Stefan, beim „Commander“ Herr über Bügel und Chip, ist ein Exemplar der Gattung „junger Männer zum Mitreisen“. Vielleicht liegt es an der 80er Jahre-Discobemalung im Hintergrund, dass ich ihn im Nachhinein in eine Stonewashed-Jeans mit Lederstreifen und Neonschnürsenkel stecke. Vielleicht hat er die auch wirklich getragen. Unabdingbare Einstellungs-Voraussetzung für seinen Berufsstand ist aber nicht nur die 80er Jahre-Kompatibilität, sondern auch, dass er derart auf der Plattform balancieren kann, dass zwölfjährige Mädchen auf Plateau-Buffaloes und mit kajalverschmiertem Gesicht auf ihn abfahren. Anders als Mr. Howey redet Stefan unbefangen Klartext über das Übel mit dem Übel.
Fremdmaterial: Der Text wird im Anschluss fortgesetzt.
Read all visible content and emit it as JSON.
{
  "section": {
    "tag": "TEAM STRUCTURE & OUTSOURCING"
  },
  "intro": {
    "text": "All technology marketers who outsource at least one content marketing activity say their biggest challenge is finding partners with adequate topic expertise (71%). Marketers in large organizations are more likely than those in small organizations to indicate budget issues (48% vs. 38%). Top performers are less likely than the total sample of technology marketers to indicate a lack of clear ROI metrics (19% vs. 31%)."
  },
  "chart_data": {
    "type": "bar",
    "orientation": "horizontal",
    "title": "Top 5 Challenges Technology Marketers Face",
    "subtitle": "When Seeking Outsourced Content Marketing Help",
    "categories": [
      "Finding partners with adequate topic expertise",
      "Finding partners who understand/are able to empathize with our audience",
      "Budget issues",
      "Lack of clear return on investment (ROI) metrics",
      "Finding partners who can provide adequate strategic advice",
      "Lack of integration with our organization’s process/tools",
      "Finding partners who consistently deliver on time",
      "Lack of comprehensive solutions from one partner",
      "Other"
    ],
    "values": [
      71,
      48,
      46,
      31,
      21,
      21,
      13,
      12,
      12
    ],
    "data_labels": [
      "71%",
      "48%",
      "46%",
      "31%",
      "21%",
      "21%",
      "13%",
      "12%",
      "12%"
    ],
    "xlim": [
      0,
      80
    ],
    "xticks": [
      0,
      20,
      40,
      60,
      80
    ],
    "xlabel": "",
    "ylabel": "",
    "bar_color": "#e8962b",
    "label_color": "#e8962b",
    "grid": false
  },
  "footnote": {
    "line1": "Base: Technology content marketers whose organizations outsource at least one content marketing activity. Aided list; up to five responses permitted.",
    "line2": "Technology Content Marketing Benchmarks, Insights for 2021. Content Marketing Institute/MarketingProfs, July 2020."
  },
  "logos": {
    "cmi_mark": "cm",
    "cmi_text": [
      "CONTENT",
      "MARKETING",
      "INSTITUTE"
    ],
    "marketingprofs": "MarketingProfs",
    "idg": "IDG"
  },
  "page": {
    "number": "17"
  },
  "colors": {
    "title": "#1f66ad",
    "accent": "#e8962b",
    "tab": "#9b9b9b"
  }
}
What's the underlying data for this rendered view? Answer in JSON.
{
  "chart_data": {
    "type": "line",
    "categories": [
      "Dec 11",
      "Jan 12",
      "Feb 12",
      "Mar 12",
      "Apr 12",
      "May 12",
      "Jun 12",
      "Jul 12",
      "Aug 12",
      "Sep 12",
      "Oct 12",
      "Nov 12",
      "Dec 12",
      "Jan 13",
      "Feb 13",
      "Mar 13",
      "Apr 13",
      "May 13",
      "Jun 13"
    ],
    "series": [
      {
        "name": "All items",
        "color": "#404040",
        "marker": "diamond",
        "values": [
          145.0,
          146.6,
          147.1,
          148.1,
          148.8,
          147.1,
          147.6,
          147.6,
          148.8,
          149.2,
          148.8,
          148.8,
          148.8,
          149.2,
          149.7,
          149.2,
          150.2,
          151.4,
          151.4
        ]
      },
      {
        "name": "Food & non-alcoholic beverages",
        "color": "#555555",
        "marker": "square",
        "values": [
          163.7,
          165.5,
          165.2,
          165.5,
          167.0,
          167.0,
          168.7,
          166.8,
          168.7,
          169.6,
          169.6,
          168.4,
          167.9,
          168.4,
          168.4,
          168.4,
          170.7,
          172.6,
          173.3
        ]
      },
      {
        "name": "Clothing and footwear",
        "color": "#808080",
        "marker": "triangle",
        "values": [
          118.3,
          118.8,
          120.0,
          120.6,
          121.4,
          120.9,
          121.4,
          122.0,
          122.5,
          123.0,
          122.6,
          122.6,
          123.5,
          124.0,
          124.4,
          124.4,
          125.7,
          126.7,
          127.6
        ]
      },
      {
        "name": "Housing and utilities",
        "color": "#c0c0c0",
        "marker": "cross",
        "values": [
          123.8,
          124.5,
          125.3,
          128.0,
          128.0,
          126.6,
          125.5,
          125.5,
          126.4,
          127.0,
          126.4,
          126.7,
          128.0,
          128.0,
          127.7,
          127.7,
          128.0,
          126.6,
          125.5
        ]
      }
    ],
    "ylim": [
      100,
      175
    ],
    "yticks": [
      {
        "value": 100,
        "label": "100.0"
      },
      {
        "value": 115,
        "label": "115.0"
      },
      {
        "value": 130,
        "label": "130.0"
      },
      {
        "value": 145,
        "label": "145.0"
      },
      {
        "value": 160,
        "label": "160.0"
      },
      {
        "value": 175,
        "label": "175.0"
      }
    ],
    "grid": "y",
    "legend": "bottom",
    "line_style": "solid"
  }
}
„Im Schnitt kommt das fünf Mal am Tag vor. Wenn die Leute Fischbrötchen essen, holen wir die halt wieder raus“, erklärt er die pflegedienstlichen Seiten seines Jobs. Mit einem 20 Meter langen Schlauch spült er regelmäßig Essensreste auf die Bürgerweide.

Andreas, Stefan und Mr. Howey legen großen Wert darauf, dass nicht ihr Gefährt den Leuten den Magen umdreht, sondern der fettige Fraß und das schale Bier. Wahrscheinlich haben sie sogar Recht. Denn Menschen mit handfesten Kinetosen wissen, wie sie ihr Fischbrötchen bei sich behalten. Sie bleiben auf dem Boden. Sollten sie doch einmal unvernünftig werden, suchen sie sich einen festen Punkt zur Orientierung. „Piloten machen das auch, wenn das Flugzeug schlingert“, sagt Dr. Vorderstraße, und Dr. Mülmann weiß sogar, wie kinetösen PilotInnen der Schwindel ausgetrieben wird. Per systematischer Konditionierung nämlich: „Man setzt sie auf Schaukeln oder lässt sie auf Schwebebalken balancieren.“ Nur wer aufgibt oder abstürzt, würgt noch heute.